“Attualmente, è quasi impossibile fare previsioni attendibili… La pandemia del coronavirus ci presenta sfide operative e finanziarie sconosciute. Allo stesso tempo, ci sono preoccupazioni per un impatto economico sostenuto", ha affermato il direttore finanziario del gruppo Volkswagen Frank Witter1. “In questo quadro - secondo il mensile Quattroruote - rientra la decisione di sospendere le attività nella maggior parte degli stabilimenti europei per almeno due settimane”, allo scopo, nelle parole del CEO Herbet Diess, di “rallentare la diffusione del virus". Il gruppo ha chiuso perciò le fabbriche in Italia (Lamborghini e Ducati), Portogallo, Slovacchia e Spagna. Sempre secondo Quattroruote, il gruppo “ha attribuito la serrata al significativo peggioramento della domanda di mercato e alle interruzioni delle catene delle forniture”. Tutto questo accade a un’azienda che ha varato due anni fa - parola del Sole 24 Ore2 - “un grande programma di investimenti, 46 miliardi di euro per l’intero gruppo nei prossimi cinque anni, di cui 30 solo per il marchio Vw e le sue controllate”. E pensare che il 2019 si era concluso con la leadership del duo Volkswagen-Audi nel mercato del Dragone con quasi 4 milioni di auto vendute (quasi due quinti delle vendite globali del gruppo…) su 21 milioni di immatricolazioni in Cina. Detto mercato nel febbraio 2020 è sceso di ben il 77% a causa del COVID-19 e a marzo non promette di fare una gran performance: la Cina vive ancora nell’incubo del “contagio di ritorno”, riportato da cinesi residenti all’estero e viaggiatori stranieri.

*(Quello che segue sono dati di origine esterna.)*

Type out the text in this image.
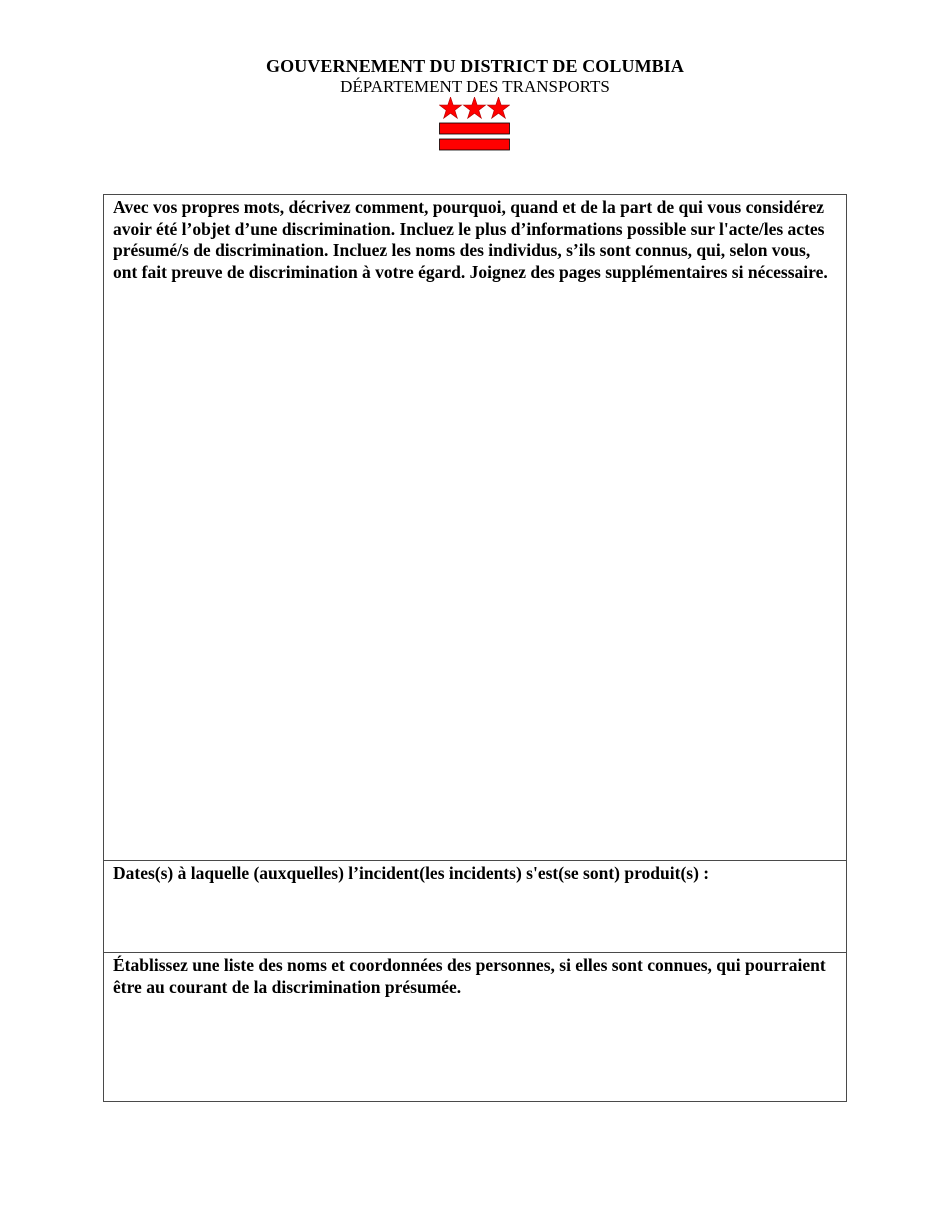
GOUVERNEMENT DU DISTRICT DE COLUMBIA
DÉPARTEMENT DES TRANSPORTS

Avec vos propres mots, décrivez comment, pourquoi, quand et de la part de qui vous considérez avoir été l’objet d’une discrimination. Incluez le plus d’informations possible sur l'acte/les actes présumé/s de discrimination. Incluez les noms des individus, s’ils sont connus, qui, selon vous, ont fait preuve de discrimination à votre égard. Joignez des pages supplémentaires si nécessaire.

Dates(s) à laquelle (auxquelles) l’incident(les incidents) s'est(se sont) produit(s) :

Établissez une liste des noms et coordonnées des personnes, si elles sont connues, qui pourraient être au courant de la discrimination présumée.
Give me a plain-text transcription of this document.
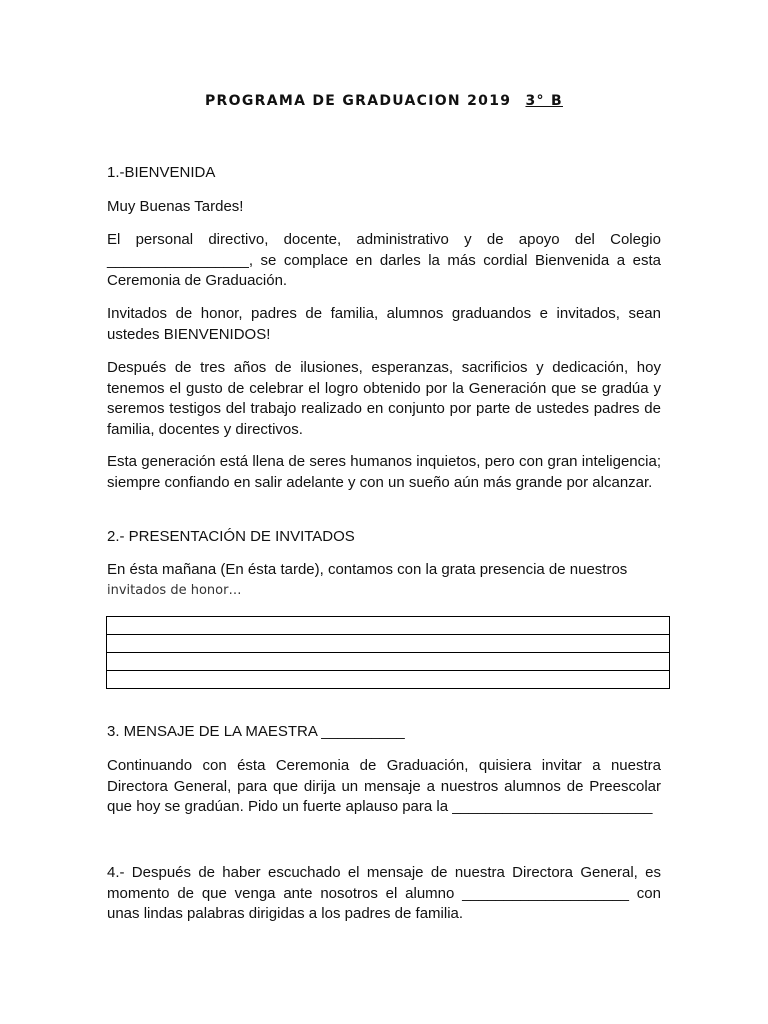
PROGRAMA DE GRADUACION 2019 3° B
1.-BIENVENIDA
Muy Buenas Tardes!
El personal directivo, docente, administrativo y de apoyo del Colegio _________________, se complace en darles la más cordial Bienvenida a esta Ceremonia de Graduación.
Invitados de honor, padres de familia, alumnos graduandos e invitados, sean ustedes BIENVENIDOS!
Después de tres años de ilusiones, esperanzas, sacrificios y dedicación, hoy tenemos el gusto de celebrar el logro obtenido por la Generación que se gradúa y seremos testigos del trabajo realizado en conjunto por parte de ustedes padres de familia, docentes y directivos.
Esta generación está llena de seres humanos inquietos, pero con gran inteligencia; siempre confiando en salir adelante y con un sueño aún más grande por alcanzar.
2.- PRESENTACIÓN DE INVITADOS
En ésta mañana (En ésta tarde), contamos con la grata presencia de nuestros
invitados de honor…

3. MENSAJE DE LA MAESTRA __________
Continuando con ésta Ceremonia de Graduación, quisiera invitar a nuestra Directora General, para que dirija un mensaje a nuestros alumnos de Preescolar que hoy se gradúan. Pido un fuerte aplauso para la ________________________
4.- Después de haber escuchado el mensaje de nuestra Directora General, es momento de que venga ante nosotros el alumno ____________________ con unas lindas palabras dirigidas a los padres de familia.
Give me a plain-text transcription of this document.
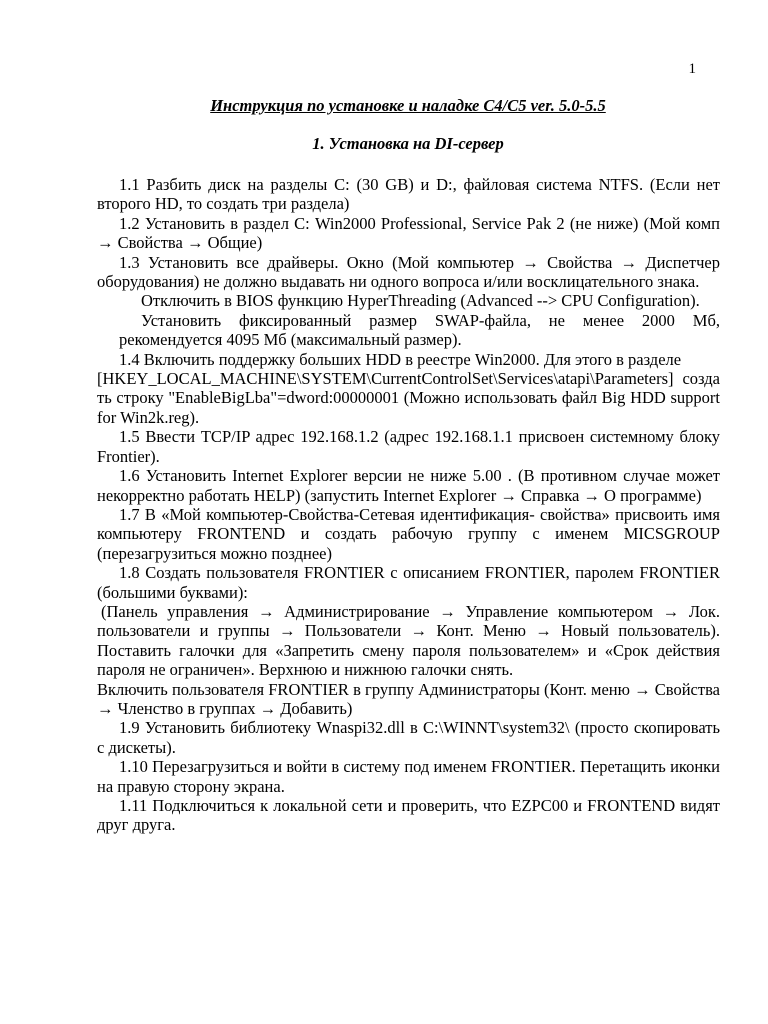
1
Инструкция по установке и наладке С4/С5 ver. 5.0-5.5
1. Установка на DI-сервер

1.1 Разбить диск на разделы С: (30 GB) и D:, файловая система NTFS. (Если нет второго HD, то создать три раздела)

1.2 Установить в раздел С: Win2000 Professional, Service Pak 2 (не ниже) (Мой комп → Свойства → Общие)

1.3 Установить все драйверы. Окно (Мой компьютер → Свойства → Диспетчер оборудования) не должно выдавать ни одного вопроса и/или восклицательного знака.

Отключить в BIOS функцию HyperThreading (Advanced --> CPU Configuration).

Установить фиксированный размер SWAP-файла, не менее 2000 Мб, рекомендуется 4095 Мб (максимальный размер).

1.4 Включить поддержку больших HDD в реестре Win2000. Для этого в разделе

[HKEY_LOCAL_MACHINE\SYSTEM\CurrentControlSet\Services\atapi\Parameters] создать строку "EnableBigLba"=dword:00000001 (Можно использовать файл Big HDD support for Win2k.reg).

1.5 Ввести TCP/IP адрес 192.168.1.2 (адрес 192.168.1.1 присвоен системному блоку Frontier).

1.6 Установить Internet Explorer версии не ниже 5.00 . (В противном случае может некорректно работать HELP) (запустить Internet Explorer → Справка → О программе)

1.7 В «Мой компьютер-Свойства-Сетевая идентификация- свойства» присвоить имя компьютеру FRONTEND и создать рабочую группу с именем MICSGROUP (перезагрузиться можно позднее)

1.8 Создать пользователя FRONTIER с описанием FRONTIER, паролем FRONTIER (большими буквами):

(Панель управления → Администрирование → Управление компьютером → Лок. пользователи и группы → Пользователи → Конт. Меню → Новый пользователь). Поставить галочки для «Запретить смену пароля пользователем» и «Срок действия пароля не ограничен». Верхнюю и нижнюю галочки снять.

Включить пользователя FRONTIER в группу Администраторы (Конт. меню → Свойства → Членство в группах → Добавить)

1.9 Установить библиотеку Wnaspi32.dll в C:\WINNT\system32\ (просто скопировать с дискеты).

1.10 Перезагрузиться и войти в систему под именем FRONTIER. Перетащить иконки на правую сторону экрана.

1.11 Подключиться к локальной сети и проверить, что EZPC00 и FRONTEND видят друг друга.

Ci sono molti di voi, lettori, che dopo il 3 aprile avranno voglia di correre a firmare un contratto per la consegna di un’auto nuova di pacca? Ecco, c’è da dubitare che i Cinesi siano meno prudenti e preoccupati di voi. Secondo Ferdinand Dudenhöffer, un veterano del settore che ora è responsabile dell'analisi automobilistica presso l'Università di San Gallo in Svizzera, riportato da Fortune3, “le prospettive sono desolate per un settore che è già schiacciato dai costi del cambiamento tecnologico e dalle guerre commerciali del presidente degli Stati Uniti Donald Trump. Anche in uno scenario ottimistico, che non presuppone fallimenti bancari e l'inizio di una ripresa per l'economia europea dopo circa tre mesi, si osserva qualcosa simile a un decennio perduto: il mercato dell'Europa occidentale per le autovetture tornerà ai livelli del 2019 solo nel 2030”. In definitiva, “se le persone non hanno soldi non compreranno nessuna macchina", ha detto a Fortune. Questo apre molte questioni sulla sopravvivenza stessa delle grandi imprese, non solo quelle automobilistiche, ma soprattutto sull’impatto di questa crisi senza precedenti e di durata imprevedibile sul sistema bancario.

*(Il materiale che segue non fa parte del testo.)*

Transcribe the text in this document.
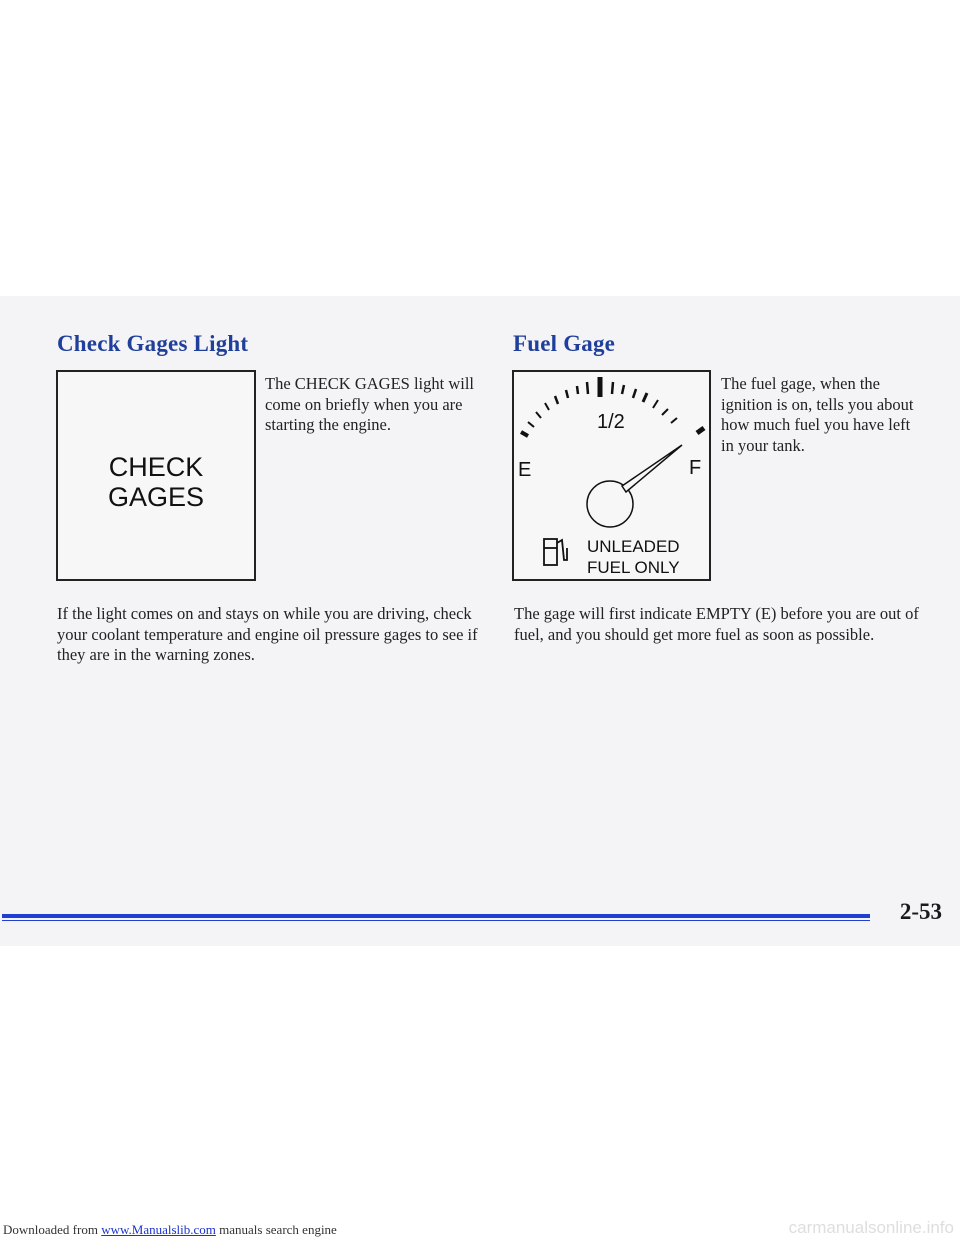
Check Gages Light
CHECK
GAGES

The CHECK GAGES light will come on briefly when you are starting the engine.

If the light comes on and stays on while you are driving, check your coolant temperature and engine oil pressure gages to see if they are in the warning zones.

Fuel Gage
1/2
E	F
UNLEADED
FUEL ONLY

The fuel gage, when the ignition is on, tells you about how much fuel you have left in your tank.

The gage will first indicate EMPTY (E) before you are out of fuel, and you should get more fuel as soon as possible.

2-53
Downloaded from www.Manualslib.com manuals search engine	carmanualsonline.info
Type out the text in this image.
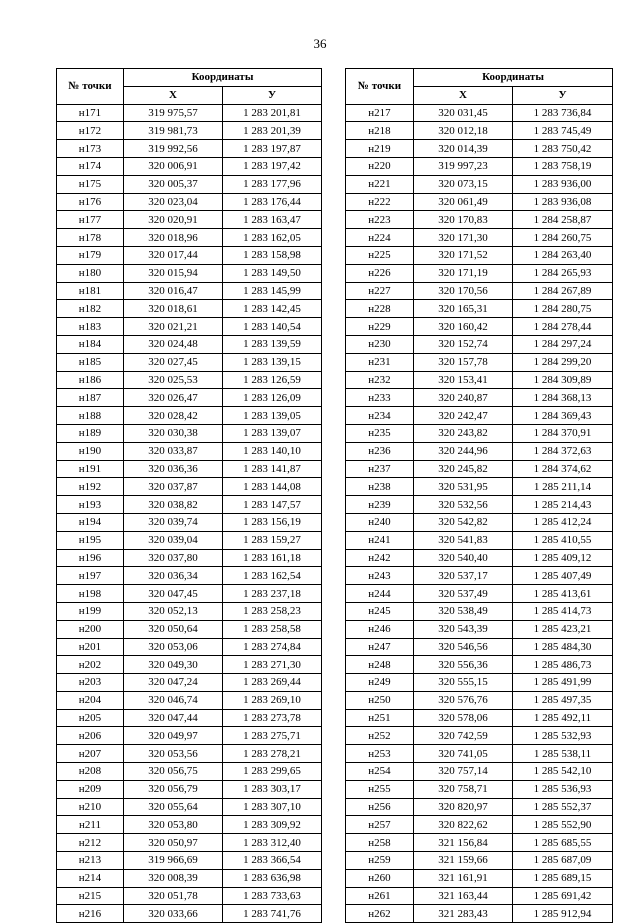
36
№ точки	Координаты	
	Х	У
н171	319 975,57	1 283 201,81
н172	319 981,73	1 283 201,39
н173	319 992,56	1 283 197,87
н174	320 006,91	1 283 197,42
н175	320 005,37	1 283 177,96
н176	320 023,04	1 283 176,44
н177	320 020,91	1 283 163,47
н178	320 018,96	1 283 162,05
н179	320 017,44	1 283 158,98
н180	320 015,94	1 283 149,50
н181	320 016,47	1 283 145,99
н182	320 018,61	1 283 142,45
н183	320 021,21	1 283 140,54
н184	320 024,48	1 283 139,59
н185	320 027,45	1 283 139,15
н186	320 025,53	1 283 126,59
н187	320 026,47	1 283 126,09
н188	320 028,42	1 283 139,05
н189	320 030,38	1 283 139,07
н190	320 033,87	1 283 140,10
н191	320 036,36	1 283 141,87
н192	320 037,87	1 283 144,08
н193	320 038,82	1 283 147,57
н194	320 039,74	1 283 156,19
н195	320 039,04	1 283 159,27
н196	320 037,80	1 283 161,18
н197	320 036,34	1 283 162,54
н198	320 047,45	1 283 237,18
н199	320 052,13	1 283 258,23
н200	320 050,64	1 283 258,58
н201	320 053,06	1 283 274,84
н202	320 049,30	1 283 271,30
н203	320 047,24	1 283 269,44
н204	320 046,74	1 283 269,10
н205	320 047,44	1 283 273,78
н206	320 049,97	1 283 275,71
н207	320 053,56	1 283 278,21
н208	320 056,75	1 283 299,65
н209	320 056,79	1 283 303,17
н210	320 055,64	1 283 307,10
н211	320 053,80	1 283 309,92
н212	320 050,97	1 283 312,40
н213	319 966,69	1 283 366,54
н214	320 008,39	1 283 636,98
н215	320 051,78	1 283 733,63
н216	320 033,66	1 283 741,76
№ точки	Координаты	
	Х	У
н217	320 031,45	1 283 736,84
н218	320 012,18	1 283 745,49
н219	320 014,39	1 283 750,42
н220	319 997,23	1 283 758,19
н221	320 073,15	1 283 936,00
н222	320 061,49	1 283 936,08
н223	320 170,83	1 284 258,87
н224	320 171,30	1 284 260,75
н225	320 171,52	1 284 263,40
н226	320 171,19	1 284 265,93
н227	320 170,56	1 284 267,89
н228	320 165,31	1 284 280,75
н229	320 160,42	1 284 278,44
н230	320 152,74	1 284 297,24
н231	320 157,78	1 284 299,20
н232	320 153,41	1 284 309,89
н233	320 240,87	1 284 368,13
н234	320 242,47	1 284 369,43
н235	320 243,82	1 284 370,91
н236	320 244,96	1 284 372,63
н237	320 245,82	1 284 374,62
н238	320 531,95	1 285 211,14
н239	320 532,56	1 285 214,43
н240	320 542,82	1 285 412,24
н241	320 541,83	1 285 410,55
н242	320 540,40	1 285 409,12
н243	320 537,17	1 285 407,49
н244	320 537,49	1 285 413,61
н245	320 538,49	1 285 414,73
н246	320 543,39	1 285 423,21
н247	320 546,56	1 285 484,30
н248	320 556,36	1 285 486,73
н249	320 555,15	1 285 491,99
н250	320 576,76	1 285 497,35
н251	320 578,06	1 285 492,11
н252	320 742,59	1 285 532,93
н253	320 741,05	1 285 538,11
н254	320 757,14	1 285 542,10
н255	320 758,71	1 285 536,93
н256	320 820,97	1 285 552,37
н257	320 822,62	1 285 552,90
н258	321 156,84	1 285 685,55
н259	321 159,66	1 285 687,09
н260	321 161,91	1 285 689,15
н261	321 163,44	1 285 691,42
н262	321 283,43	1 285 912,94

Il New York Times, parlando dell’Italia4 (ma avrebbe potuto estendere il discorso a Spagna, Germania, ecc.), ha scritto che con l’intera Nazione “effettivamente messa in quarantena, la sua industria chiusa e la spesa dei consumatori ridotta a niente più che cibo e medicine, l'economia dovrebbe contrarsi del 3% quest'anno, secondo una recente previsione di Oxford Economics”.

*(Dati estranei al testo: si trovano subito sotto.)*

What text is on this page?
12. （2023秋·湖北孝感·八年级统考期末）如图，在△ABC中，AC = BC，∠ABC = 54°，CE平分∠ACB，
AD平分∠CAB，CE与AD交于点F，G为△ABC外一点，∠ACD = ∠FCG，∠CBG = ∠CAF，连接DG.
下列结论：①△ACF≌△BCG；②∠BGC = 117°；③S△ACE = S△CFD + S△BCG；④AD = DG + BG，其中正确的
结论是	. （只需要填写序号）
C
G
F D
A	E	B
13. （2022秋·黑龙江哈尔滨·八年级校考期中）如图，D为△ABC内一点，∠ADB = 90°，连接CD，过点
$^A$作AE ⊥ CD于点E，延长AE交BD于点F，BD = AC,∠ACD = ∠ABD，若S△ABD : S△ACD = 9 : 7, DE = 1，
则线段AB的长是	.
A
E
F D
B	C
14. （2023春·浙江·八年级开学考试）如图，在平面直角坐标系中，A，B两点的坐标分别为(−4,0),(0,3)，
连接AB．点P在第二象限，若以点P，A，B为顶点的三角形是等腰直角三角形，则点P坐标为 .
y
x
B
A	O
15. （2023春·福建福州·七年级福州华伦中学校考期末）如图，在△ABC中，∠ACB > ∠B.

I lettori terrapiattisti stanno per tirarci addosso le scarpe per il nostro catastrofismo? Beh, imparino l’inglese e leggano che questo scenario (la caduta del PIL del 3% nel 2020), ha buone possibilità di essere persino ottimistico, secondo lo stesso istituto di ricerca. “Le misure volte a fermare la diffusione del coronavirus - sia in Italia che nel mondo - potrebbero ulteriormente deprimere l'attività economica, rendendo sempre più probabile una recessione globale”.
Sempre il New York Times pone bene in evidenza che se la crisi del COVID-19 continua, “molte aziende italiane potrebbero trovarsi a corto di fondi necessari per rimborsare i loro prestiti. Ciò potrebbe indebolire i bilanci bancari fino al punto di crisi”. "È probabile che le banche dovranno essere salvate", ha detto al quotidiano americano Nicola Borri, professore di finanza presso l’università LUISS di Roma. “L'economia è stata sostanzialmente fermata. Probabilmente, vedremo grandi fallimenti Chiaramente, le banche italiane saranno colpite duramente”. Verrebbe da discutere sulle condizioni di un prevedibile soccorso europeo, se la crisi non colpisse allo stesso modo tutti e 27 i Paesi, con Francia, Spagna ecc. ferme per settimane al pari dell’Italia, spesso con le frontiere sbarrate persino alle merci e con doganieri propensi a sequestrare.
Circa l’Italia, lasciamo dire al quotidiano newyorkese quello che né il premier Conte né i leader politici hanno il coraggio di raccontarci: il pacchetto di spese del valore di 25 miliardi di euro per aiutare il sistema sanitario, le aziende e le famiglie a sostenere i costi economici della pandemia probabilmente è del tutto insufficiente e sarà “necessario un pacchetto molto più robusto, forse 10 volte più grande. Ma il governo italiano ha paura di spendere di più per timore di perdere (la fiducia de)gli investitori internazionali, che potrebbero vendere i titoli di stato e aumentare i costi di finanziamento del debito pubblico”.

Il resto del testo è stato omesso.